# Found this on ebay. Pheonix Gold Reactor Special Edition



## milburyl (Feb 23, 2014)

Phoenix Gold Amplifier | eBay


----------



## HardCoreDore (Apr 30, 2014)

Man I've always wanted one of those. I'm just a fan of big amps that can run an entire system. Especially, GOOD amps that can run an entire system.


----------



## milburyl (Feb 23, 2014)

Yeah, its especially nice because that limited edition EQ comes with it too. One of 500 amp, and one of 250 EQ. That amp is a ZX450 and a ZX500 in one. I believe they made a ZX950 that is the same thing, just not with the "Nuclear Reactor" themed case.


----------



## mikelycka (Apr 4, 2008)

nice little over priced and the caps need to be changed if used
I would think 600-800 a better price


----------



## HardCoreDore (Apr 30, 2014)

If it's never been powered up, and the caps aren't leaking, would they still need replacement?


----------



## mikelycka (Apr 4, 2008)

Yes they leak just from age that is the sad part of it


----------



## veleno (Sep 16, 2006)

Why would they make only 250 eq's but 500 amps? What if every amp owner wanted an eq? Supply and demand I guess, plus it's a good way to raise prices over the hype of limited quantity.


----------



## mikelycka (Apr 4, 2008)

ya they sold a lot less eq vs amps but it to bad this style all rust under the clear coating


----------



## mikelycka (Apr 4, 2008)

what I would also do is ask for close up of the board to make sure if the caps are leaking it is not eating the gold plating this can happen and if you really want the unit I would hate for you to buy it at a prime.


----------



## MAIDEN69 (Jun 23, 2014)

What is special about the eq? I have a brand new EQ232Ti exactly like that one. No difference. I don't see anything different on that one.


----------



## HardCoreDore (Apr 30, 2014)

MAIDEN69 said:


> What is special about the eq? I have a brand new EQ232Ti exactly like that one. No difference. I don't see anything different on that one.
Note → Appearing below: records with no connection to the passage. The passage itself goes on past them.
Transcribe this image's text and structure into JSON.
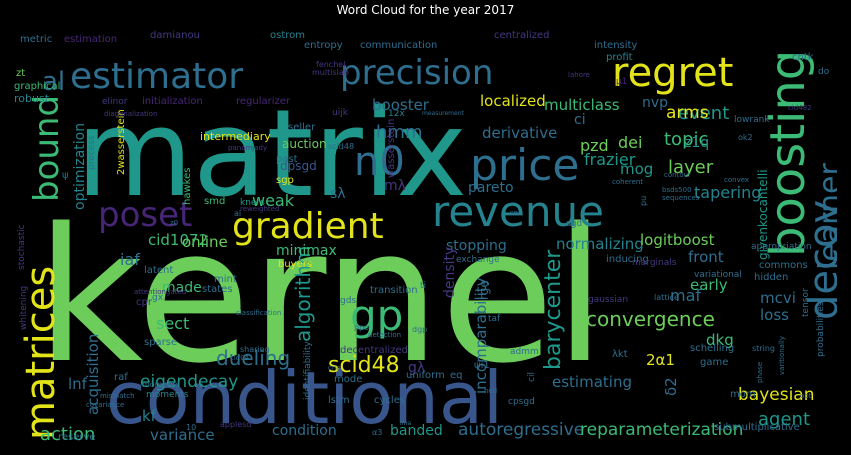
{
  "title": "Word Cloud for the year 2017",
  "colors": {
    "background": "#000000",
    "yellow": "#e2e419",
    "lime": "#6ccd5a",
    "green": "#3bbb75",
    "teal": "#1f978b",
    "tealblue": "#25838e",
    "blue": "#2e6e8e",
    "darkblue": "#39568c",
    "indigo": "#453781",
    "purple": "#482677",
    "darkpurple": "#440154"
  },
  "words": [
    {
      "text": "kernel",
      "color": "#6ccd5a"
    },
    {
      "text": "matrix",
      "color": "#1f978b"
    },
    {
      "text": "conditional",
      "color": "#39568c"
    },
    {
      "text": "revenue",
      "color": "#25838e"
    },
    {
      "text": "gradient",
      "color": "#e2e419"
    },
    {
      "text": "boosting",
      "color": "#3bbb75"
    },
    {
      "text": "estimator",
      "color": "#2e6e8e"
    },
    {
      "text": "precision",
      "color": "#2e6e8e"
    },
    {
      "text": "regret",
      "color": "#e2e419"
    },
    {
      "text": "poset",
      "color": "#482677"
    },
    {
      "text": "price",
      "color": "#2e6e8e"
    },
    {
      "text": "matrices",
      "color": "#e2e419"
    },
    {
      "text": "decoy",
      "color": "#2e6e8e"
    },
    {
      "text": "learner",
      "color": "#2e6e8e"
    },
    {
      "text": "gp",
      "color": "#3bbb75"
    },
    {
      "text": "n0",
      "color": "#2e6e8e"
    },
    {
      "text": "bound",
      "color": "#3bbb75"
    },
    {
      "text": "al",
      "color": "#2e6e8e"
    },
    {
      "text": "scid48",
      "color": "#e2e419"
    },
    {
      "text": "algorithm",
      "color": "#1f978b"
    },
    {
      "text": "convergence",
      "color": "#6ccd5a"
    },
    {
      "text": "barycenter",
      "color": "#1f978b"
    },
    {
      "text": "dueling",
      "color": "#2e6e8e"
    },
    {
      "text": "eigendecay",
      "color": "#1f978b"
    },
    {
      "text": "action",
      "color": "#3bbb75"
    },
    {
      "text": "autoregressive",
      "color": "#2e6e8e"
    },
    {
      "text": "reparameterization",
      "color": "#3bbb75"
    },
    {
      "text": "bayesian",
      "color": "#e2e419"
    },
    {
      "text": "agent",
      "color": "#1f978b"
    },
    {
      "text": "layer",
      "color": "#6ccd5a"
    },
    {
      "text": "topic",
      "color": "#3bbb75"
    },
    {
      "text": "event",
      "color": "#1f978b"
    },
    {
      "text": "arms",
      "color": "#e2e419"
    },
    {
      "text": "localized",
      "color": "#e2e419"
    },
    {
      "text": "multiclass",
      "color": "#3bbb75"
    },
    {
      "text": "booster",
      "color": "#2e6e8e"
    },
    {
      "text": "hmm",
      "color": "#2e6e8e"
    },
    {
      "text": "derivative",
      "color": "#2e6e8e"
    },
    {
      "text": "frazier",
      "color": "#1f978b"
    },
    {
      "text": "pzd",
      "color": "#6ccd5a"
    },
    {
      "text": "dei",
      "color": "#6ccd5a"
    },
    {
      "text": "mog",
      "color": "#1f978b"
    },
    {
      "text": "pareto",
      "color": "#2e6e8e"
    },
    {
      "text": "mλ",
      "color": "#453781"
    },
    {
      "text": "sλ",
      "color": "#2e6e8e"
    },
    {
      "text": "weak",
      "color": "#3bbb75"
    },
    {
      "text": "tapering",
      "color": "#25838e"
    },
    {
      "text": "stopping",
      "color": "#2e6e8e"
    },
    {
      "text": "normalizing",
      "color": "#25838e"
    },
    {
      "text": "logitboost",
      "color": "#6ccd5a"
    },
    {
      "text": "online",
      "color": "#6ccd5a"
    },
    {
      "text": "minimax",
      "color": "#3bbb75"
    },
    {
      "text": "cid1072",
      "color": "#3bbb75"
    },
    {
      "text": "density",
      "color": "#453781"
    },
    {
      "text": "iaf",
      "color": "#2e6e8e"
    },
    {
      "text": "made",
      "color": "#3bbb75"
    },
    {
      "text": "front",
      "color": "#2e6e8e"
    },
    {
      "text": "early",
      "color": "#3bbb75"
    },
    {
      "text": "maf",
      "color": "#2e6e8e"
    },
    {
      "text": "mcvi",
      "color": "#2e6e8e"
    },
    {
      "text": "loss",
      "color": "#2e6e8e"
    },
    {
      "text": "dkg",
      "color": "#3bbb75"
    },
    {
      "text": "sect",
      "color": "#3bbb75"
    },
    {
      "text": "estimating",
      "color": "#2e6e8e"
    },
    {
      "text": "incomparability",
      "color": "#2e6e8e"
    },
    {
      "text": "variance",
      "color": "#2e6e8e"
    },
    {
      "text": "condition",
      "color": "#2e6e8e"
    },
    {
      "text": "banded",
      "color": "#1f978b"
    },
    {
      "text": "acquisition",
      "color": "#2e6e8e"
    },
    {
      "text": "lnf",
      "color": "#2e6e8e"
    },
    {
      "text": "optimization",
      "color": "#25838e"
    },
    {
      "text": "gλ",
      "color": "#453781"
    },
    {
      "text": "δ2",
      "color": "#2e6e8e"
    },
    {
      "text": "2α1",
      "color": "#e2e419"
    },
    {
      "text": "z1q",
      "color": "#1f978b"
    },
    {
      "text": "nvp",
      "color": "#2e6e8e"
    },
    {
      "text": "ci",
      "color": "#2e6e8e"
    },
    {
      "text": "kf",
      "color": "#25838e"
    },
    {
      "text": "givenkocantelli",
      "color": "#1f978b"
    },
    {
      "text": "intermediary",
      "color": "#e2e419"
    },
    {
      "text": "auction",
      "color": "#6ccd5a"
    },
    {
      "text": "dpsgd",
      "color": "#39568c"
    },
    {
      "text": "initialization",
      "color": "#482677"
    },
    {
      "text": "regularizer",
      "color": "#482677"
    },
    {
      "text": "metric",
      "color": "#2e6e8e"
    },
    {
      "text": "estimation",
      "color": "#482677"
    },
    {
      "text": "damianou",
      "color": "#453781"
    },
    {
      "text": "ostrom",
      "color": "#25838e"
    },
    {
      "text": "entropy",
      "color": "#2e6e8e"
    },
    {
      "text": "communication",
      "color": "#2e6e8e"
    },
    {
      "text": "centralized",
      "color": "#453781"
    },
    {
      "text": "intensity",
      "color": "#2e6e8e"
    },
    {
      "text": "cntk",
      "color": "#2e6e8e"
    },
    {
      "text": "robust",
      "color": "#25838e"
    },
    {
      "text": "graphical",
      "color": "#3bbb75"
    },
    {
      "text": "zt",
      "color": "#6ccd5a"
    },
    {
      "text": "elinor",
      "color": "#453781"
    },
    {
      "text": "fenchel",
      "color": "#453781"
    },
    {
      "text": "profit",
      "color": "#25838e"
    },
    {
      "text": "μ1",
      "color": "#482677"
    },
    {
      "text": "do",
      "color": "#2e6e8e"
    },
    {
      "text": "seller",
      "color": "#2e6e8e"
    },
    {
      "text": "12x",
      "color": "#25838e"
    },
    {
      "text": "past",
      "color": "#2e6e8e"
    },
    {
      "text": "process",
      "color": "#2e6e8e"
    },
    {
      "text": "2wasserstein",
      "color": "#e2e419"
    },
    {
      "text": "hawkes",
      "color": "#3bbb75"
    },
    {
      "text": "sgp",
      "color": "#e2e419"
    },
    {
      "text": "smd",
      "color": "#3bbb75"
    },
    {
      "text": "kners",
      "color": "#1f978b"
    },
    {
      "text": "stochastic",
      "color": "#453781"
    },
    {
      "text": "whitening",
      "color": "#453781"
    },
    {
      "text": "mint",
      "color": "#2e6e8e"
    },
    {
      "text": "states",
      "color": "#2e6e8e"
    },
    {
      "text": "buyers",
      "color": "#e2e419"
    },
    {
      "text": "latent",
      "color": "#2e6e8e"
    },
    {
      "text": "cpr",
      "color": "#453781"
    },
    {
      "text": "gx",
      "color": "#2e6e8e"
    },
    {
      "text": "sparse",
      "color": "#2e6e8e"
    },
    {
      "text": "raf",
      "color": "#2e6e8e"
    },
    {
      "text": "moments",
      "color": "#25838e"
    },
    {
      "text": "reserve",
      "color": "#2e6e8e"
    },
    {
      "text": "transition",
      "color": "#2e6e8e"
    },
    {
      "text": "exchange",
      "color": "#2e6e8e"
    },
    {
      "text": "inducing",
      "color": "#2e6e8e"
    },
    {
      "text": "appropriation",
      "color": "#2e6e8e"
    },
    {
      "text": "commons",
      "color": "#2e6e8e"
    },
    {
      "text": "hidden",
      "color": "#2e6e8e"
    },
    {
      "text": "tensor",
      "color": "#2e6e8e"
    },
    {
      "text": "probabilities",
      "color": "#2e6e8e"
    },
    {
      "text": "lattice",
      "color": "#2e6e8e"
    },
    {
      "text": "string",
      "color": "#2e6e8e"
    },
    {
      "text": "schelling",
      "color": "#2e6e8e"
    },
    {
      "text": "game",
      "color": "#2e6e8e"
    },
    {
      "text": "mom",
      "color": "#2e6e8e"
    },
    {
      "text": "submultiplicative",
      "color": "#2e6e8e"
    },
    {
      "text": "admm",
      "color": "#2e6e8e"
    },
    {
      "text": "eq",
      "color": "#2e6e8e"
    },
    {
      "text": "ψi1",
      "color": "#2e6e8e"
    },
    {
      "text": "λkt",
      "color": "#2e6e8e"
    },
    {
      "text": "cil",
      "color": "#2e6e8e"
    },
    {
      "text": "cpsgd",
      "color": "#2e6e8e"
    },
    {
      "text": "lstm",
      "color": "#2e6e8e"
    },
    {
      "text": "cycles",
      "color": "#2e6e8e"
    },
    {
      "text": "uniform",
      "color": "#2e6e8e"
    },
    {
      "text": "mode",
      "color": "#2e6e8e"
    },
    {
      "text": "decentralized",
      "color": "#453781"
    },
    {
      "text": "identifiability",
      "color": "#2e6e8e"
    },
    {
      "text": "gds",
      "color": "#2e6e8e"
    },
    {
      "text": "taf",
      "color": "#2e6e8e"
    },
    {
      "text": "rge",
      "color": "#2e6e8e"
    },
    {
      "text": "ti",
      "color": "#2e6e8e"
    },
    {
      "text": "variational",
      "color": "#2e6e8e"
    },
    {
      "text": "gaussian",
      "color": "#453781"
    },
    {
      "text": "sgd",
      "color": "#2e6e8e"
    },
    {
      "text": "marginals",
      "color": "#453781"
    },
    {
      "text": "lowrank",
      "color": "#2e6e8e"
    },
    {
      "text": "ok2",
      "color": "#2e6e8e"
    },
    {
      "text": "contour",
      "color": "#2e6e8e"
    },
    {
      "text": "coherent",
      "color": "#2e6e8e"
    },
    {
      "text": "convex",
      "color": "#2e6e8e"
    },
    {
      "text": "bsds500",
      "color": "#2e6e8e"
    },
    {
      "text": "sequences",
      "color": "#2e6e8e"
    },
    {
      "text": "classification",
      "color": "#2e6e8e"
    },
    {
      "text": "applesd",
      "color": "#453781"
    },
    {
      "text": "moments",
      "color": "#2e6e8e"
    },
    {
      "text": "reweighted",
      "color": "#453781"
    },
    {
      "text": "mismatch",
      "color": "#2e6e8e"
    },
    {
      "text": "covariance",
      "color": "#2e6e8e"
    },
    {
      "text": "detection",
      "color": "#2e6e8e"
    },
    {
      "text": "ppo",
      "color": "#2e6e8e"
    },
    {
      "text": "dgp",
      "color": "#2e6e8e"
    },
    {
      "text": "ima",
      "color": "#2e6e8e"
    },
    {
      "text": "hed",
      "color": "#2e6e8e"
    },
    {
      "text": "opt",
      "color": "#2e6e8e"
    },
    {
      "text": "varitionally",
      "color": "#2e6e8e"
    },
    {
      "text": "phase",
      "color": "#2e6e8e"
    },
    {
      "text": "α3",
      "color": "#2e6e8e"
    },
    {
      "text": "10",
      "color": "#2e6e8e"
    },
    {
      "text": "cnn",
      "color": "#2e6e8e"
    },
    {
      "text": "snr",
      "color": "#2e6e8e"
    },
    {
      "text": "z0",
      "color": "#2e6e8e"
    },
    {
      "text": "ai",
      "color": "#2e6e8e"
    },
    {
      "text": "measurement",
      "color": "#2e6e8e"
    },
    {
      "text": "wasserstein",
      "color": "#453781"
    },
    {
      "text": "scid48",
      "color": "#2e6e8e"
    },
    {
      "text": "panamjady",
      "color": "#453781"
    },
    {
      "text": "attentiongated",
      "color": "#453781"
    },
    {
      "text": "sharing",
      "color": "#2e6e8e"
    },
    {
      "text": "cid04",
      "color": "#2e6e8e"
    },
    {
      "text": "ψ",
      "color": "#2e6e8e"
    },
    {
      "text": "pu",
      "color": "#2e6e8e"
    },
    {
      "text": "uijk",
      "color": "#453781"
    },
    {
      "text": "multislab",
      "color": "#453781"
    },
    {
      "text": "diagonalization",
      "color": "#453781"
    },
    {
      "text": "cid482",
      "color": "#453781"
    },
    {
      "text": "lahore",
      "color": "#453781"
    }
  ]
}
It matches the amp, and is numbered 1 of 250 in a limited series. Mechanically it's probably just like yours.


----------



## MAIDEN69 (Jun 23, 2014)

That's kinda lame. Should have the Reactor graphics on it at least. That was one of those amps that just made me drool. Always wished I had one. My Titanium 500.4 still does it for me as well. Wish I had a few of the Titanium amps.


----------